The performance was considerably better when the background was removed before measuring image similarity.
While the specially trained Tiramisu-based apparel image segmenter gave very similar results to that of GrabCut, it slightly underperformed when compared to the retrieval rate using images segmented using GrabCut.
Secondly, we applied three convolutional networks pre-trained with imagenet as feature extractors, using PCA as dimension reducer:
The VGG16 retrieval rate was extremely close to that of GIST on GrabCut segmented query images, while mobilenet slightly underperformed. The best performer in this setting was Resnet50.
It is interesting to note that the computer vision technique GIST was on-par with the convolutional network approach VGG16.
It is important to mention that we didn’t need to re-train for these specific experiments, but that re-training the network, especially the last few layers would most likely have improved the overall performance.
Thirdly, we retrained Resnet15 with visually different apparel in attempt to fine-tune the pre-trained model. A few possible reasons why this technique has yet to demonstrate sufficient performance could be due to:
- Annotations made during training were of poor quality, and taken as verbatim from the explanation in the reference examples.
- We assumed each image only had a single attribute, when in fact the images had multiple attributes. This may have confused the network.
- Forcing the network to choose between a fixed set of attributes forced it to learn distributed representation, which is not of much use when searching for similar images.
We started to explore the method of fine-tuning a convolutional network with studio catalogue images, based on the hypothesis that a network trained specifically using this type of data would yield a higher performance when used as a feature extractor to retrieve closely matched images.
We were able to cluster those catalogue images into n-number of clusters. However, the next step would be to develop a systematic method to determine the optimum number of clusters by working closely with market leaders in the online fashion space, and with further statistical research.
Once an entire catalogue featuring several hundreds of thousands of images segregated into distinct clusters based on appearance characteristics is created, these labelled images can then be used to fine-tune a convolutional network, and re-train the last few layers of the networks which have already been tested.
Another possible approach would be to apply a Siamese network, where the segmentation step could be removed, creating a one-step process in which the original query input image of a garment from a mobile snapshot would not need to be segmented before being fed into a predictor.
Similarly, using an auto encoder is under consideration.
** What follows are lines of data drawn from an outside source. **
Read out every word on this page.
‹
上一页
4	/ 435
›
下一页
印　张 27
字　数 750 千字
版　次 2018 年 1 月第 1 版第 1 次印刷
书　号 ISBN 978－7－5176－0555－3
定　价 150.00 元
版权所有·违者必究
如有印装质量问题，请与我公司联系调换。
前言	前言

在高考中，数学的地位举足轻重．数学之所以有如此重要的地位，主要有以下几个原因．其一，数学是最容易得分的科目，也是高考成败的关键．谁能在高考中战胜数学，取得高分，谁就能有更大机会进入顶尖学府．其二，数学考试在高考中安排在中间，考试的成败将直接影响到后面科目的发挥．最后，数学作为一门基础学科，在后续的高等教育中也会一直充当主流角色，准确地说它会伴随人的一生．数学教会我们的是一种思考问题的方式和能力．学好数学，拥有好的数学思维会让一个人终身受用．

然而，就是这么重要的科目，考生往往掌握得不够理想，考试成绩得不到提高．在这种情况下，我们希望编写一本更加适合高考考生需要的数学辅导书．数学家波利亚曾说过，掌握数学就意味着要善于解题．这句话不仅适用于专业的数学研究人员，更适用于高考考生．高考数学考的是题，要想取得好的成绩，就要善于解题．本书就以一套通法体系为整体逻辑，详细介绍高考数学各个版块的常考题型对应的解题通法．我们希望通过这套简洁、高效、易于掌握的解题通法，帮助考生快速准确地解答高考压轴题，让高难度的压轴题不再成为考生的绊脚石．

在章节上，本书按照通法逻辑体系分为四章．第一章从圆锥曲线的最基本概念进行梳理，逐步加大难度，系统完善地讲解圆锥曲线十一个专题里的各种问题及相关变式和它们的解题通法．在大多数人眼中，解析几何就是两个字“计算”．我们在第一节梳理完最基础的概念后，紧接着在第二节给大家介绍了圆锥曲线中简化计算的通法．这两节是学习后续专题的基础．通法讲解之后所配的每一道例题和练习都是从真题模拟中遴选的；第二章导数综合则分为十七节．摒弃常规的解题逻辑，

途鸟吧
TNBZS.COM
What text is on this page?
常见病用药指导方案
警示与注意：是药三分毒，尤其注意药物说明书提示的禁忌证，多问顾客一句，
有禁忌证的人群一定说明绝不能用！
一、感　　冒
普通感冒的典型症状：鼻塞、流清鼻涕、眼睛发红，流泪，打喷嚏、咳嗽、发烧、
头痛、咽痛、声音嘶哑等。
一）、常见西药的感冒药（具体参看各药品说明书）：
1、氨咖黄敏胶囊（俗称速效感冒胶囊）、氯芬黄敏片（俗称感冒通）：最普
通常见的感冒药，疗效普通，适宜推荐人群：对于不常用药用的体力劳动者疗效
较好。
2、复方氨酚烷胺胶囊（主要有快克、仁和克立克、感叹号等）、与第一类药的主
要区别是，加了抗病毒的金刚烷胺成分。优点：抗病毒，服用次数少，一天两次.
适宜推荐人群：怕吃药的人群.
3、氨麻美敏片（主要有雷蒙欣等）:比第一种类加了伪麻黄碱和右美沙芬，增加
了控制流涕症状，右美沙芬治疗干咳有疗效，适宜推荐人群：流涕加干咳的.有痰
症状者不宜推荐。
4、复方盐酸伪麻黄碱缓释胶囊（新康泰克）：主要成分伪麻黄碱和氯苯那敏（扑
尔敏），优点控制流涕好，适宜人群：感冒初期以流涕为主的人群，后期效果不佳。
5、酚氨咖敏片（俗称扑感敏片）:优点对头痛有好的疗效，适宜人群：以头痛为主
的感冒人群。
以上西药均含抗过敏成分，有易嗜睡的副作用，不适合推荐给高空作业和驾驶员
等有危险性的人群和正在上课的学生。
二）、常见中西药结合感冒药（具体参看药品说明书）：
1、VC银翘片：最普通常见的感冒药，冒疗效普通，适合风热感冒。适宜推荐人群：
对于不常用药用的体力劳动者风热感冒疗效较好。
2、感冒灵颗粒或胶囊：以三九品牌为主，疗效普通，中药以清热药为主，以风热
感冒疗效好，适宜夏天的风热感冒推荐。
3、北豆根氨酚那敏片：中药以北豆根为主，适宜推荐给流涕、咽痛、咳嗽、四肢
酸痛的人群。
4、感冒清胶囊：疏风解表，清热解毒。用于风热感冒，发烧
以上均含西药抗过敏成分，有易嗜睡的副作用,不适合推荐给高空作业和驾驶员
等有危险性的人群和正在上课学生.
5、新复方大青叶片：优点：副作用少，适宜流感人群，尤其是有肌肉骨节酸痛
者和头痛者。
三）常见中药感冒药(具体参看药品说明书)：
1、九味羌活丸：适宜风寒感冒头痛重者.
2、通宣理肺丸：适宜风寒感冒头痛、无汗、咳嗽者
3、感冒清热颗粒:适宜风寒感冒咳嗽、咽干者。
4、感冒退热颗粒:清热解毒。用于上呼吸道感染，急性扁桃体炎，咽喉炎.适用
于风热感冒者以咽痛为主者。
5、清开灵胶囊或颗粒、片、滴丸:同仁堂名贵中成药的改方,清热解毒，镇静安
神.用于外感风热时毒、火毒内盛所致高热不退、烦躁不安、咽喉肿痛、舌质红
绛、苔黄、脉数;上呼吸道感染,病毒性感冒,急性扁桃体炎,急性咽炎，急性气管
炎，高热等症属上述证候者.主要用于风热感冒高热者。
Not only due to its ability to learn the latent space, but also because it has proven useful accurately matching a noisy image with a clean image. One way to approach this problem could be in treating the mobile snapshot as ‘noisy’, while considering the corresponding catalogue image as ‘clean’. However, the notion of ‘noisy’ in this case is far more complex.
Image retrieval has been used in a number of applications, however, it is rather new when applied to the fashion retail industry within this context.
In this project, we applied the computer vision technique GIST to highlight duplicates within a catalogue for removal. We also applied GIST and a pre-trained convolutional network as feature extractors to assess image content similarity for image retrieval from online catalogues. Our studies highlighted the considerable effect that background removal has on the outcome of retrieval techniques, and illustrated the performance of computer vision technique, GIST, and convolutional network approaches as feature extractors. this project highlighted that a deep learning approach performs better than a computer vision technique by a some margin.
While our tool was created for applications in retail inventory management, we hope our approach can also assist others in future content-based image retrieval projects in other industries. We encourage anyone building a visual search solution to leverage these techniques, and leverage the code we have shared in our repo , which also contain example on how to operationalize this approach.